The Ghanaian cedi has lost 30.56% against the US dollar in 6months. The drop in the Cedi comes despite Ghana’s central bank’s hawkish stance to stamp out inflation.
As the dollar index (DXY) maintains its bullish momentum, the Cedi seems to be heading in the opposite direction. At the time of writing this article, the USD/GHS up 30.56% (YTD) to trade a 7.89 Cedi.
At a time when Ghana is facing economic disruptions caused by the Russian-Ukraine war, a stronger US dollar supported by hikes in US interest rates would only accelerate the depreciation.
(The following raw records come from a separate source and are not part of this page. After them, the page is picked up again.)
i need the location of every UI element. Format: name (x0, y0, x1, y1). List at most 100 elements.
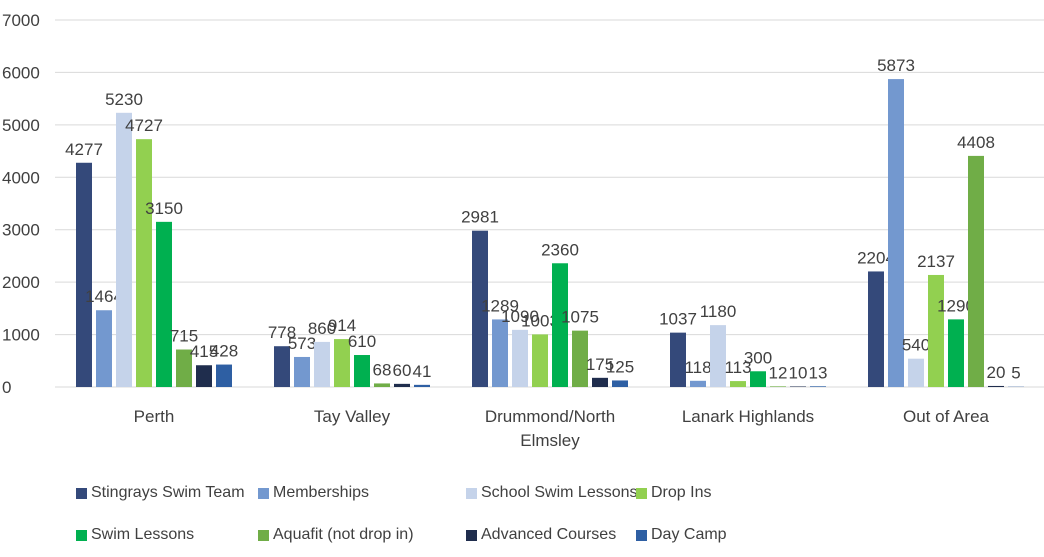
legend-label: Aquafit (not drop in) (273, 526, 414, 543)
bar (196, 365, 212, 387)
data-label: 415 (190, 342, 218, 361)
data-label: 914 (328, 316, 356, 335)
data-label: 5230 (105, 90, 143, 109)
bar (294, 356, 310, 387)
x-tick-label: Drummond/North Elmsley (484, 407, 616, 450)
data-label: 1290 (937, 296, 975, 315)
data-label: 13 (809, 363, 828, 382)
data-label: 2981 (461, 208, 499, 227)
x-tick-label: Perth (133, 407, 175, 426)
y-tick-label: 6000 (2, 63, 40, 82)
legend-label: Memberships (273, 484, 370, 501)
data-label: 4408 (957, 133, 995, 152)
bar (612, 380, 628, 387)
data-label: 1003 (521, 311, 559, 330)
data-label: 860 (308, 319, 336, 338)
data-label: 125 (606, 357, 634, 376)
bar (790, 386, 806, 387)
legend-item: Stingrays Swim Team (76, 484, 258, 502)
x-tick-label: Out of Area (903, 407, 989, 426)
data-label: 118 (684, 358, 711, 377)
data-label: 113 (724, 358, 751, 377)
bar (710, 325, 726, 387)
legend-item: Drop Ins (636, 484, 776, 502)
data-label: 4277 (65, 140, 103, 159)
bar (492, 319, 508, 387)
data-label: 300 (744, 348, 772, 367)
data-label: 428 (210, 342, 238, 361)
legend-swatch (258, 529, 269, 541)
bar (552, 263, 568, 387)
data-label: 2204 (857, 248, 895, 267)
bar (96, 310, 112, 387)
data-label: 3150 (145, 199, 183, 218)
y-tick-label: 1000 (2, 326, 40, 345)
y-tick-label: 2000 (2, 273, 40, 292)
bar (690, 380, 706, 387)
legend-item: Aquafit (not drop in) (258, 526, 466, 544)
x-tick-label: Tay Valley (313, 407, 391, 426)
bar (216, 364, 232, 387)
bar (928, 274, 944, 387)
bar (334, 339, 350, 387)
data-label: 610 (348, 332, 376, 351)
data-label: 175 (586, 355, 614, 374)
legend-label: Day Camp (651, 526, 727, 543)
legend-swatch (636, 487, 647, 499)
bar (988, 385, 1004, 387)
legend-swatch (76, 487, 87, 499)
bar (156, 221, 172, 387)
bar (968, 155, 984, 387)
bar (730, 381, 746, 387)
data-label: 20 (987, 363, 1006, 382)
bar (572, 330, 588, 387)
legend-swatch (76, 529, 87, 541)
bar (314, 341, 330, 387)
bar (76, 162, 92, 387)
bar (374, 383, 390, 387)
data-label: 778 (268, 323, 296, 342)
bar (592, 377, 608, 387)
legend-label: Swim Lessons (91, 526, 195, 543)
data-label: 68 (373, 360, 392, 379)
bar (274, 346, 290, 387)
y-tick-label: 7000 (2, 11, 40, 30)
data-label: 1075 (561, 308, 599, 327)
bar (670, 332, 686, 387)
bar (810, 386, 826, 387)
data-label: 12 (769, 363, 788, 382)
legend-item: Swim Lessons (76, 526, 258, 544)
bar (414, 384, 430, 387)
x-tick-label: Lanark Highlands (681, 407, 815, 426)
legend-swatch (466, 487, 477, 499)
data-label: 4727 (125, 116, 163, 135)
y-tick-label: 3000 (2, 221, 40, 240)
data-label: 2137 (917, 252, 955, 271)
bar (532, 334, 548, 387)
legend-swatch (636, 529, 647, 541)
data-label: 1289 (481, 296, 519, 315)
bar (948, 319, 964, 387)
bar (136, 139, 152, 387)
legend-label: Advanced Courses (481, 526, 617, 543)
legend-item: Memberships (258, 484, 466, 502)
bar (394, 383, 410, 387)
bar (472, 230, 488, 387)
bar (908, 358, 924, 387)
y-tick-label: 4000 (2, 168, 40, 187)
data-label: 41 (413, 362, 432, 381)
data-label: 1090 (501, 307, 539, 326)
legend-label: Stingrays Swim Team (91, 484, 245, 501)
bar (354, 355, 370, 387)
legend-item: Day Camp (636, 526, 776, 544)
data-label: 1464 (85, 287, 123, 306)
legend-swatch (258, 487, 269, 499)
data-label: 5 (1011, 364, 1020, 383)
bar (888, 79, 904, 387)
data-label: 715 (170, 327, 198, 346)
data-label: 1180 (700, 302, 737, 321)
bar (868, 271, 884, 387)
legend-item: Advanced Courses (466, 526, 636, 544)
data-label: 540 (902, 336, 930, 355)
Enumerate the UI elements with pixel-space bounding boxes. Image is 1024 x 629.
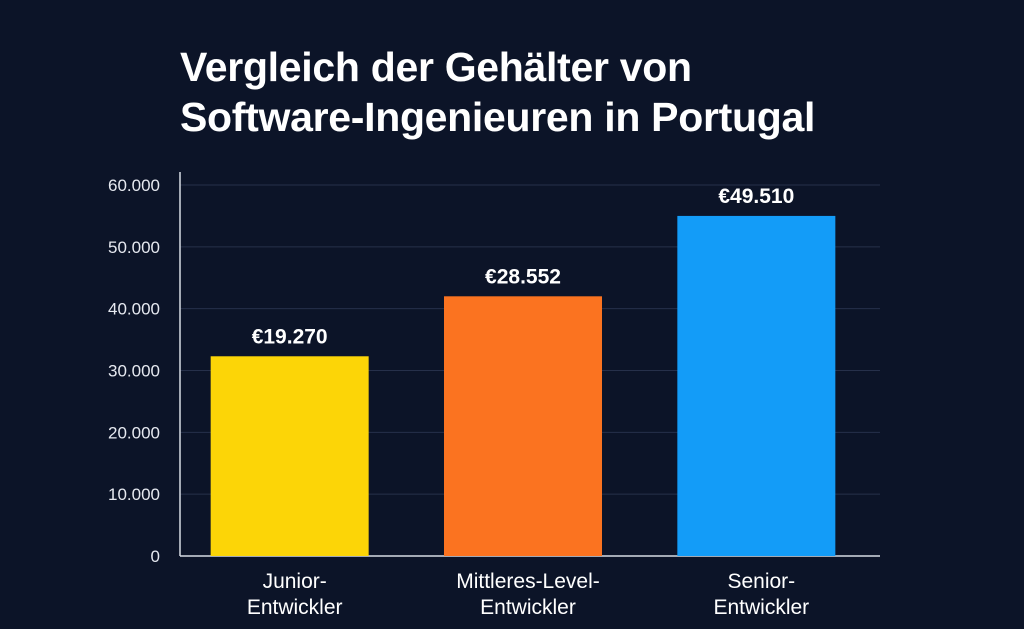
bar-value-label: €49.510	[718, 185, 794, 208]
bar-value-label: €28.552	[485, 265, 561, 288]
y-tick-label: 0	[151, 547, 160, 566]
y-axis-ticks: 0 10.000 20.000 30.000 40.000 50.000 60.000	[108, 176, 160, 566]
bar	[210, 356, 369, 556]
chart-title: Vergleich der Gehälter von Software-Inge…	[180, 42, 1000, 142]
category-label: Entwickler	[713, 596, 809, 619]
chart-title-line-2: Software-Ingenieuren in Portugal	[180, 94, 816, 140]
y-tick-label: 60.000	[108, 176, 160, 195]
bar-value-label: €19.270	[252, 325, 328, 348]
y-tick-label: 50.000	[108, 238, 160, 257]
y-tick-label: 30.000	[108, 362, 160, 381]
bar	[677, 215, 836, 556]
y-tick-label: 40.000	[108, 300, 160, 319]
data-labels: €19.270 €28.552 €49.510	[252, 185, 795, 348]
y-tick-label: 10.000	[108, 485, 160, 504]
category-label: Senior-	[727, 570, 795, 593]
category-label: Mittleres-Level-	[456, 570, 600, 593]
bars	[210, 215, 836, 556]
chart-title-line-1: Vergleich der Gehälter von	[180, 44, 692, 90]
category-label: Entwickler	[480, 596, 576, 619]
bar	[444, 296, 602, 556]
x-axis-categories: Junior- Entwickler Mittleres-Level- Entwick…	[247, 570, 809, 619]
category-label: Entwickler	[247, 596, 343, 619]
y-tick-label: 20.000	[108, 423, 160, 442]
category-label: Junior-	[263, 570, 327, 593]
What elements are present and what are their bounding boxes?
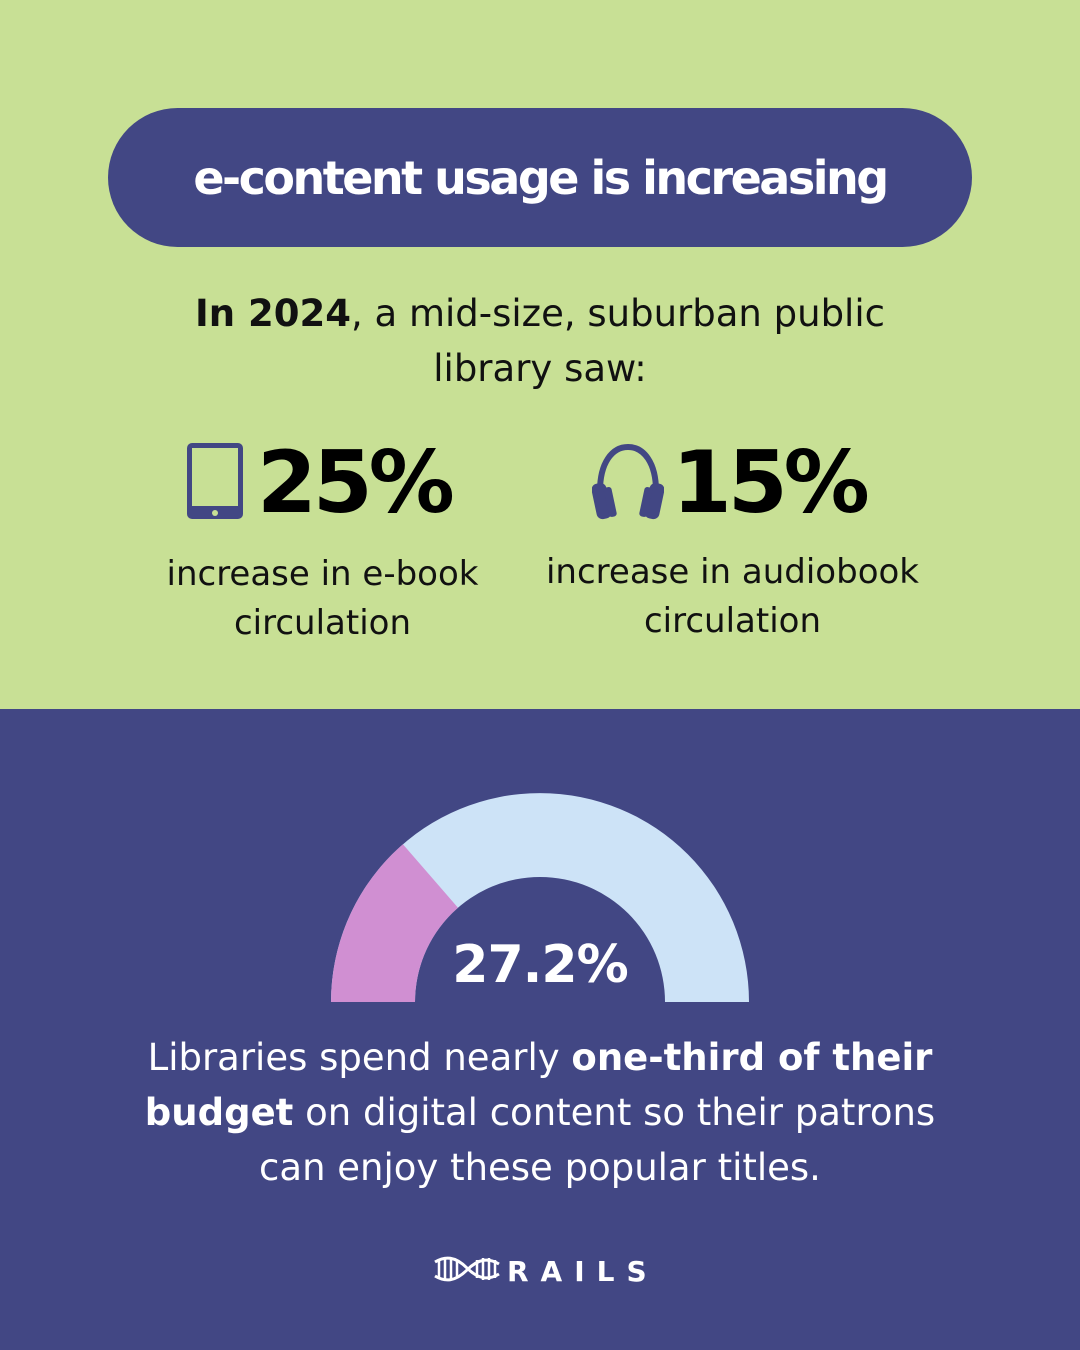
caption-part1: Libraries spend nearly [147,1036,572,1079]
caption-text: Libraries spend nearly one-third of thei… [110,1030,970,1195]
budget-gauge-chart [331,793,749,1002]
caption-bold: one-third of their budget [144,1036,933,1134]
tablet-icon [185,441,245,525]
gauge-remainder-segment [331,793,749,1002]
rails-logo-icon [433,1254,501,1288]
intro-year: In 2024 [195,292,351,335]
stat-ebook: 25% [185,433,455,533]
stat-value-ebook: 25% [257,433,455,533]
rails-logo: RAILS [433,1254,659,1288]
page-title: e-content usage is increasing [193,150,889,205]
intro-text: In 2024, a mid-size, suburban public lib… [140,286,940,396]
title-banner: e-content usage is increasing [108,108,972,247]
intro-rest: , a mid-size, suburban public library sa… [351,292,885,390]
stat-value-audiobook: 15% [672,433,870,533]
gauge-highlight-segment [331,844,458,1002]
headphones-icon [591,441,665,525]
stat-label-ebook: increase in e-book circulation [166,554,479,643]
logo-text: RAILS [507,1254,659,1288]
gauge-value-label: 27.2% [452,935,628,995]
stat-label-audiobook: increase in audiobook circulation [545,552,919,641]
stat-audiobook: 15% [591,433,870,533]
caption-part2: on digital content so their patrons can … [259,1091,936,1189]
Nonetheless, Minister for Finance, Ken Ofori-Atta has assured that government remains committed to implementing measures to address the perennial depreciation of the Ghana cedi against its major trading partners.
What you should know
- According to the Ofori-Atta , the government has so far implemented a 30% cut in expenditures as part of measures to reduce the fiscal deficit noting that this is geared toward helping reduce the pressures on the exchange rate.
- The Bank of Ghana increased its primary lending rate by 250 basis points to 17%, signalling a tough stance against rising prices for everything from flour to sugar and fuel, as well as a weakening local currency that has harmed investor confidence
- The Russia- Ukraine crisis has significantly affected Ghana’s exchange rate, construction and agriculture sectors, as well as international trade.
- Ghana has asked International Monetary Fund (IMF) for as much as $1.5 billion in a quest to strengthen its finances and regain access to international capital markets.
- Until now, Ghana, the continent’s second-biggest gold producer, had refused to seek IMF support to rescue an economy crippled by the pandemic, rampant inflation, and a depreciating currency, despite analysts warning it is close to a debt crisis
- Ghana’s foreign-exchange reserves dropped to $8.3 billion at the end of April, from $9.7 billion at the end of last year.